Osteoporosis occurs due to an imbalance between bone resorption and bone formation. As a result, bone breakdown exceeds bone formation. In 1993, the World Health Organization (WHO) defined osteoporosis as a “progressive systemic skeletal disease characterized by low bone mass and microarchitectural deterioration of bone tissue, with a consequent increase in bone fragility and susceptibility to fracture” [1][2][3]. Osteoporosis is a highly prevalent disorder estimated to affect 200 million women and men worldwide, predominantly those over the age of 60 years. [4]. Osteoporotic fracture is a major health concern that significantly impacts the quality of life of the affected individuals. According to the International Osteoporosis Foundation, worldwide, one in three women and one in five men over the age of 50 years will experience osteoporotic fractures in their lifetime. On the other hand, more than 8.9 million fractures are caused by osteoporosis annually, which means that an osteoporotic fracture occurs every three seconds. Approximately 33% of patients experience a hip fracture and in the year following the fracture, up to 20% die, mainly due to preexisting conditions [5].
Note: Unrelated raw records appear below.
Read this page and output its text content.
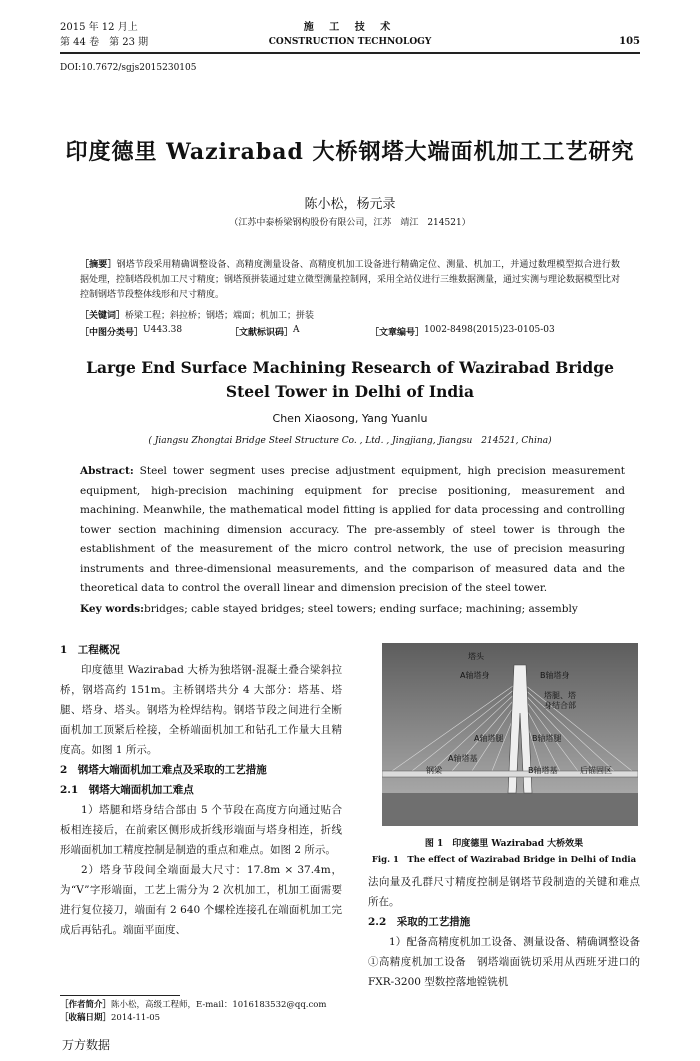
2015 年 12 月上
第 44 卷　第 23 期
施 工 技 术
CONSTRUCTION TECHNOLOGY	105
DOI:10.7672/sgjs2015230105
印度德里 Wazirabad 大桥钢塔大端面机加工工艺研究
陈小松，杨元录
（江苏中泰桥梁钢构股份有限公司，江苏　靖江　214521）
［摘要］钢塔节段采用精确调整设备、高精度测量设备、高精度机加工设备进行精确定位、测量、机加工，并通过数理模型拟合进行数据处理，控制塔段机加工尺寸精度；钢塔预拼装通过建立微型测量控制网，采用全站仪进行三维数据测量，通过实测与理论数据模型比对控制钢塔节段整体线形和尺寸精度。
［关键词］桥梁工程；斜拉桥；钢塔；端面；机加工；拼装
［中图分类号］ U443.38	［文献标识码］ A	［文章编号］ 1002-8498(2015)23-0105-03
Large End Surface Machining Research of Wazirabad Bridge
Steel Tower in Delhi of India
Chen Xiaosong, Yang Yuanlu
( Jiangsu Zhongtai Bridge Steel Structure Co. , Ltd. , Jingjiang, Jiangsu　214521, China)
Abstract: Steel tower segment uses precise adjustment equipment, high precision measurement equipment, high-precision machining equipment for precise positioning, measurement and machining. Meanwhile, the mathematical model fitting is applied for data processing and controlling tower section machining dimension accuracy. The pre-assembly of steel tower is through the establishment of the measurement of the micro control network, the use of precision measuring instruments and three-dimensional measurements, and the comparison of measured data and the theoretical data to control the overall linear and dimension precision of the steel tower.
Key words:bridges; cable stayed bridges; steel towers; ending surface; machining; assembly

1　工程概况

印度德里 Wazirabad 大桥为独塔钢-混凝土叠合梁斜拉桥，钢塔高约 151m。主桥钢塔共分 4 大部分：塔基、塔腿、塔身、塔头。钢塔为栓焊结构。钢塔节段之间进行全断面机加工顶紧后栓接，全桥端面机加工和钻孔工作量大且精度高。如图 1 所示。

2　钢塔大端面机加工难点及采取的工艺措施

2.1　钢塔大端面机加工难点

1）塔腿和塔身结合部由 5 个节段在高度方向通过贴合板相连接后，在前索区侧形成折线形端面与塔身相连，折线形端面机加工精度控制是制造的重点和难点。如图 2 所示。

2）塔身节段间全端面最大尺寸：17.8m × 37.4m，为“V”字形端面，工艺上需分为 2 次机加工，机加工面需要进行复位接刀，端面有 2 640 个螺栓连接孔在端面机加工完成后再钻孔。端面平面度、

塔头
A轴塔身	B轴塔身
塔腿、塔
身结合部
A轴塔腿	B轴塔腿
A轴塔基
钢梁	B轴塔基	后锚固区
图 1　印度德里 Wazirabad 大桥效果
Fig. 1　The effect of Wazirabad Bridge in Delhi of India

法向量及孔群尺寸精度控制是钢塔节段制造的关键和难点所在。

2.2　采取的工艺措施

1）配备高精度机加工设备、测量设备、精确调整设备　①高精度机加工设备　钢塔端面铣切采用从西班牙进口的 FXR-3200 型数控落地镗铣机

［作者简介］陈小松，高级工程师，E-mail：1016183532@qq.com
［收稿日期］2014-11-05
万方数据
Given that life expectancy is increasing globally, osteoporosis will affect the quality of life of individuals and impose an economic burden in most countries. Therefore, osteoporosis should be properly managed using effective approaches, and this can be achieved by understanding the mechanisms underlying the pathogenesis of this disease. To date, bisphosphonates (BPs), which inhibit bone resorption, are one of the most common medications for the treatment of osteoporosis.
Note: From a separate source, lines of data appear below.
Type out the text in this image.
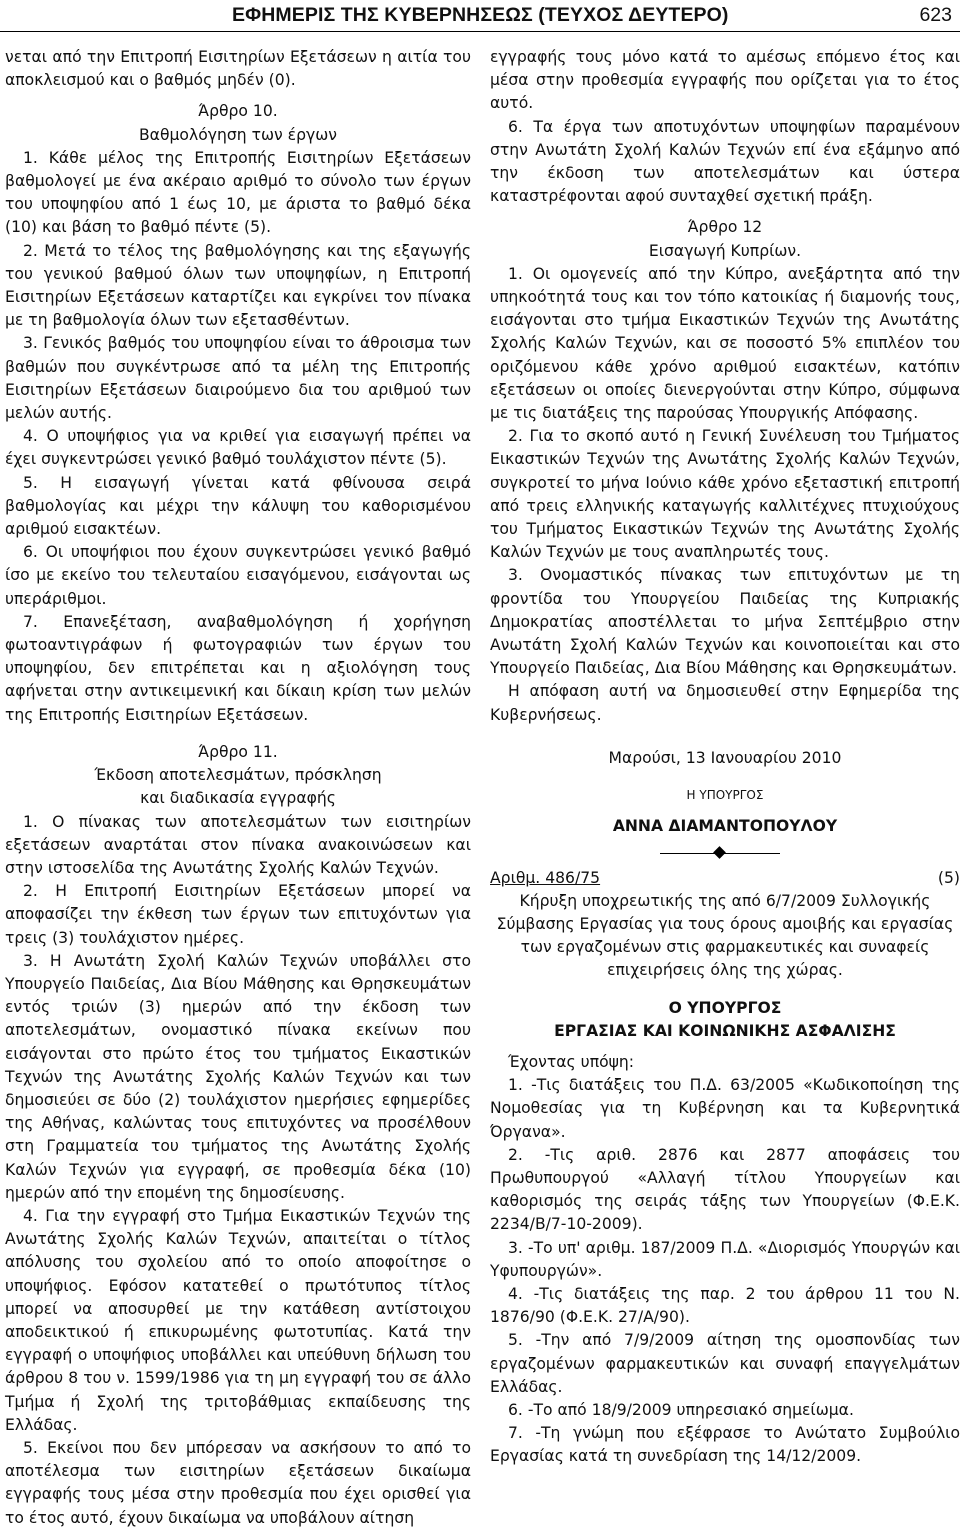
ΕΦΗΜΕΡΙΣ ΤΗΣ ΚΥΒΕΡΝΗΣΕΩΣ (ΤΕΥΧΟΣ ΔΕΥΤΕΡΟ)	623

νεται από την Επιτροπή Εισιτηρίων Εξετάσεων η αιτία του αποκλεισμού και ο βαθμός μηδέν (0).

Άρθρο 10.
Βαθμολόγηση των έργων

1. Κάθε μέλος της Επιτροπής Εισιτηρίων Εξετάσεων βαθμολογεί με ένα ακέραιο αριθμό το σύνολο των έργων του υποψηφίου από 1 έως 10, με άριστα το βαθμό δέκα (10) και βάση το βαθμό πέντε (5).

2. Μετά το τέλος της βαθμολόγησης και της εξαγωγής του γενικού βαθμού όλων των υποψηφίων, η Επιτροπή Εισιτηρίων Εξετάσεων καταρτίζει και εγκρίνει τον πίνακα με τη βαθμολογία όλων των εξετασθέντων.

3. Γενικός βαθμός του υποψηφίου είναι το άθροισμα των βαθμών που συγκέντρωσε από τα μέλη της Επιτροπής Εισιτηρίων Εξετάσεων διαιρούμενο δια του αριθμού των μελών αυτής.

4. Ο υποψήφιος για να κριθεί για εισαγωγή πρέπει να έχει συγκεντρώσει γενικό βαθμό τουλάχιστον πέντε (5).

5. Η εισαγωγή γίνεται κατά φθίνουσα σειρά βαθμολογίας και μέχρι την κάλυψη του καθορισμένου αριθμού εισακτέων.

6. Οι υποψήφιοι που έχουν συγκεντρώσει γενικό βαθμό ίσο με εκείνο του τελευταίου εισαγόμενου, εισάγονται ως υπεράριθμοι.

7. Επανεξέταση, αναβαθμολόγηση ή χορήγηση φωτοαντιγράφων ή φωτογραφιών των έργων του υποψηφίου, δεν επιτρέπεται και η αξιολόγηση τους αφήνεται στην αντικειμενική και δίκαιη κρίση των μελών της Επιτροπής Εισιτηρίων Εξετάσεων.

Άρθρο 11.
Έκδοση αποτελεσμάτων, πρόσκληση
και διαδικασία εγγραφής

1. Ο πίνακας των αποτελεσμάτων των εισιτηρίων εξετάσεων αναρτάται στον πίνακα ανακοινώσεων και στην ιστοσελίδα της Ανωτάτης Σχολής Καλών Τεχνών.

2. Η Επιτροπή Εισιτηρίων Εξετάσεων μπορεί να αποφασίζει την έκθεση των έργων των επιτυχόντων για τρεις (3) τουλάχιστον ημέρες.

3. Η Ανωτάτη Σχολή Καλών Τεχνών υποβάλλει στο Υπουργείο Παιδείας, Δια Βίου Μάθησης και Θρησκευμάτων εντός τριών (3) ημερών από την έκδοση των αποτελεσμάτων, ονομαστικό πίνακα εκείνων που εισάγονται στο πρώτο έτος του τμήματος Εικαστικών Τεχνών της Ανωτάτης Σχολής Καλών Τεχνών και των δημοσιεύει σε δύο (2) τουλάχιστον ημερήσιες εφημερίδες της Αθήνας, καλώντας τους επιτυχόντες να προσέλθουν στη Γραμματεία του τμήματος της Ανωτάτης Σχολής Καλών Τεχνών για εγγραφή, σε προθεσμία δέκα (10) ημερών από την επομένη της δημοσίευσης.

4. Για την εγγραφή στο Τμήμα Εικαστικών Τεχνών της Ανωτάτης Σχολής Καλών Τεχνών, απαιτείται ο τίτλος απόλυσης του σχολείου από το οποίο αποφοίτησε ο υποψήφιος. Εφόσον κατατεθεί ο πρωτότυπος τίτλος μπορεί να αποσυρθεί με την κατάθεση αντίστοιχου αποδεικτικού ή επικυρωμένης φωτοτυπίας. Κατά την εγγραφή ο υποψήφιος υποβάλλει και υπεύθυνη δήλωση του άρθρου 8 του ν. 1599/1986 για τη μη εγγραφή του σε άλλο Τμήμα ή Σχολή της τριτοβάθμιας εκπαίδευσης της Ελλάδας.

5. Εκείνοι που δεν μπόρεσαν να ασκήσουν το από το αποτέλεσμα των εισιτηρίων εξετάσεων δικαίωμα εγγραφής τους μέσα στην προθεσμία που έχει ορισθεί για το έτος αυτό, έχουν δικαίωμα να υποβάλουν αίτηση

εγγραφής τους μόνο κατά το αμέσως επόμενο έτος και μέσα στην προθεσμία εγγραφής που ορίζεται για το έτος αυτό.

6. Τα έργα των αποτυχόντων υποψηφίων παραμένουν στην Ανωτάτη Σχολή Καλών Τεχνών επί ένα εξάμηνο από την έκδοση των αποτελεσμάτων και ύστερα καταστρέφονται αφού συνταχθεί σχετική πράξη.

Άρθρο 12
Εισαγωγή Κυπρίων.

1. Οι ομογενείς από την Κύπρο, ανεξάρτητα από την υπηκοότητά τους και τον τόπο κατοικίας ή διαμονής τους, εισάγονται στο τμήμα Εικαστικών Τεχνών της Ανωτάτης Σχολής Καλών Τεχνών, και σε ποσοστό 5% επιπλέον του οριζόμενου κάθε χρόνο αριθμού εισακτέων, κατόπιν εξετάσεων οι οποίες διενεργούνται στην Κύπρο, σύμφωνα με τις διατάξεις της παρούσας Υπουργικής Απόφασης.

2. Για το σκοπό αυτό η Γενική Συνέλευση του Τμήματος Εικαστικών Τεχνών της Ανωτάτης Σχολής Καλών Τεχνών, συγκροτεί το μήνα Ιούνιο κάθε χρόνο εξεταστική επιτροπή από τρεις ελληνικής καταγωγής καλλιτέχνες πτυχιούχους του Τμήματος Εικαστικών Τεχνών της Ανωτάτης Σχολής Καλών Τεχνών με τους αναπληρωτές τους.

3. Ονομαστικός πίνακας των επιτυχόντων με τη φροντίδα του Υπουργείου Παιδείας της Κυπριακής Δημοκρατίας αποστέλλεται το μήνα Σεπτέμβριο στην Ανωτάτη Σχολή Καλών Τεχνών και κοινοποιείται και στο Υπουργείο Παιδείας, Δια Βίου Μάθησης και Θρησκευμάτων.

Η απόφαση αυτή να δημοσιευθεί στην Εφημερίδα της Κυβερνήσεως.

Μαρούσι, 13 Ιανουαρίου 2010
Η ΥΠΟΥΡΓΟΣ
ΑΝΝΑ ΔΙΑΜΑΝΤΟΠΟΥΛΟΥ
Αριθμ. 486/75	(5)
Κήρυξη υποχρεωτικής της από 6/7/2009 Συλλογικής Σύμβασης Εργασίας για τους όρους αμοιβής και εργασίας των εργαζομένων στις φαρμακευτικές και συναφείς επιχειρήσεις όλης της χώρας.
Ο ΥΠΟΥΡΓΟΣ
ΕΡΓΑΣΙΑΣ ΚΑΙ ΚΟΙΝΩΝΙΚΗΣ ΑΣΦΑΛΙΣΗΣ

Έχοντας υπόψη:

1. -Τις διατάξεις του Π.Δ. 63/2005 «Κωδικοποίηση της Νομοθεσίας για τη Κυβέρνηση και τα Κυβερνητικά Όργανα».

2. -Τις αριθ. 2876 και 2877 αποφάσεις του Πρωθυπουργού «Αλλαγή τίτλου Υπουργείων και καθορισμός της σειράς τάξης των Υπουργείων (Φ.Ε.Κ. 2234/Β/7-10-2009).

3. -Το υπ' αριθμ. 187/2009 Π.Δ. «Διορισμός Υπουργών και Υφυπουργών».

4. -Τις διατάξεις της παρ. 2 του άρθρου 11 του Ν. 1876/90 (Φ.Ε.Κ. 27/Α/90).

5. -Την από 7/9/2009 αίτηση της ομοσπονδίας των εργαζομένων φαρμακευτικών και συναφή επαγγελμάτων Ελλάδας.

6. -Το από 18/9/2009 υπηρεσιακό σημείωμα.

7. -Τη γνώμη που εξέφρασε το Ανώτατο Συμβούλιο Εργασίας κατά τη συνεδρίαση της 14/12/2009.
Numerous medications and therapeutic options have been established for the treatment of osteoporosis [6]. As osteoporosis occurs as a result of an imbalance between bone resorption and bone formation, the pharmacological options for its management are anti-resorptive and anabolic agents.
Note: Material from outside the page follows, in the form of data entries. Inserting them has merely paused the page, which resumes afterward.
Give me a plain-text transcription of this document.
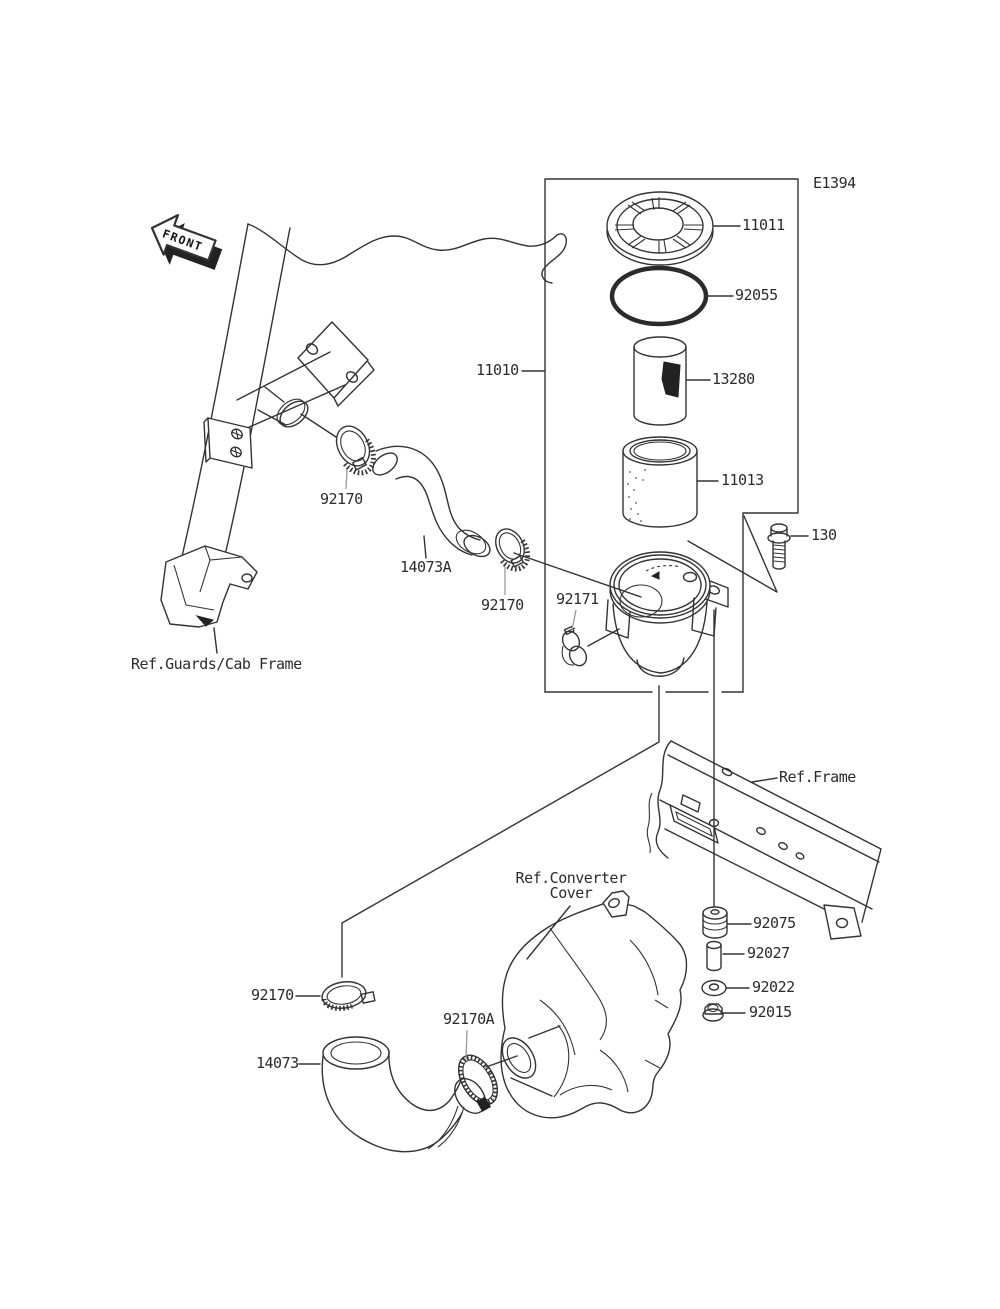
FRONT
E1394
11011
92055
13280
11013
11010
130
92171
92170
14073A
92170
Ref.Frame
Ref.Converter
Cover
92075
92027
92022
92015
92170
14073
92170A
Ref.Guards/Cab Frame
BPs come in close contact with osteoclasts and reduce bone resorption by inducing osteoclast apoptosis. BPs are stable analogs of inorganic pyrophosphate and have a core structure of P-C-P bonds, which are responsible for the strong binding affinity toward hydroxyapatite, the major mineral component of bone [7]. This binding to bone minerals enables BPs to be taken up by osteoclasts and inhibit their activity. BPs have been used for the treatment of osteoporosis since the 1990s. They are available in inexpensive generic form, in oral and intravenous formulations, and remain the first-line medications for the treatment of osteoporosis [8]. Alendronate, risedronate, and ibandronate are available as oral tablets, while zoledronic acid and ibandronate are used intravenously. BPs are approved for use in GIO patients who are at increased risk of fracture [9][10][11]. The major adverse event is the risk of atypical femoral fractures and osteonecrosis of the jaw. Gastrointestinal and renal complications have also been reported [12][13], and long-term use of BPs is also associated with a risk for osteomalacia [14]. BPs can be prescribed for less than five years and are supplemented with calcium.
Denosumab (Prolia) is a human IgG2 monoclonal antibody against RANKL that inhibits osteoclast formation, function, and survival [15][16][17]. The half-life of denosumab is approximately 26 days and it does not appear to form neutralizing antibodies [18]. Denosumab is FDA-approved for the treatment of postmenopausal osteoporosis with a high risk for fracture as well as for bone loss in men with prostate cancer receiving androgen deprivation therapy. It has also been approved for women with breast cancer, who are at risk for osteoporotic fracture. A 60 mg dose is applied subcutaneously every six months and can be supplemented with oral calcium and vitamin D. The adverse effects of denosumab are related to the fact that RANKL is also abundantly expressed by dendritic cells and activated T lymphocytes, and its antagonistic effect could affect the immune system [19]. In the previous study, it was reported that the denosumab treatment group showed skin eczema (3%) and cellulitis (0.3%) compared to the control group [20].
Estrogen has been shown to directly regulate the survival of mature osteoclasts via the Fas/FasL system. Consistently, selective ablation of estrogen receptor alpha in the osteoclasts of women could lead to an osteoporotic bone-like phenotype. SERM or estrogen interacts with the RANKL/RANK/OPG system and decreases bone resorption. Raloxifene, representing dual agonistic and antagonistic properties in estrogenic pathways, is a first-line therapy for patients with a high risk for spine fracture.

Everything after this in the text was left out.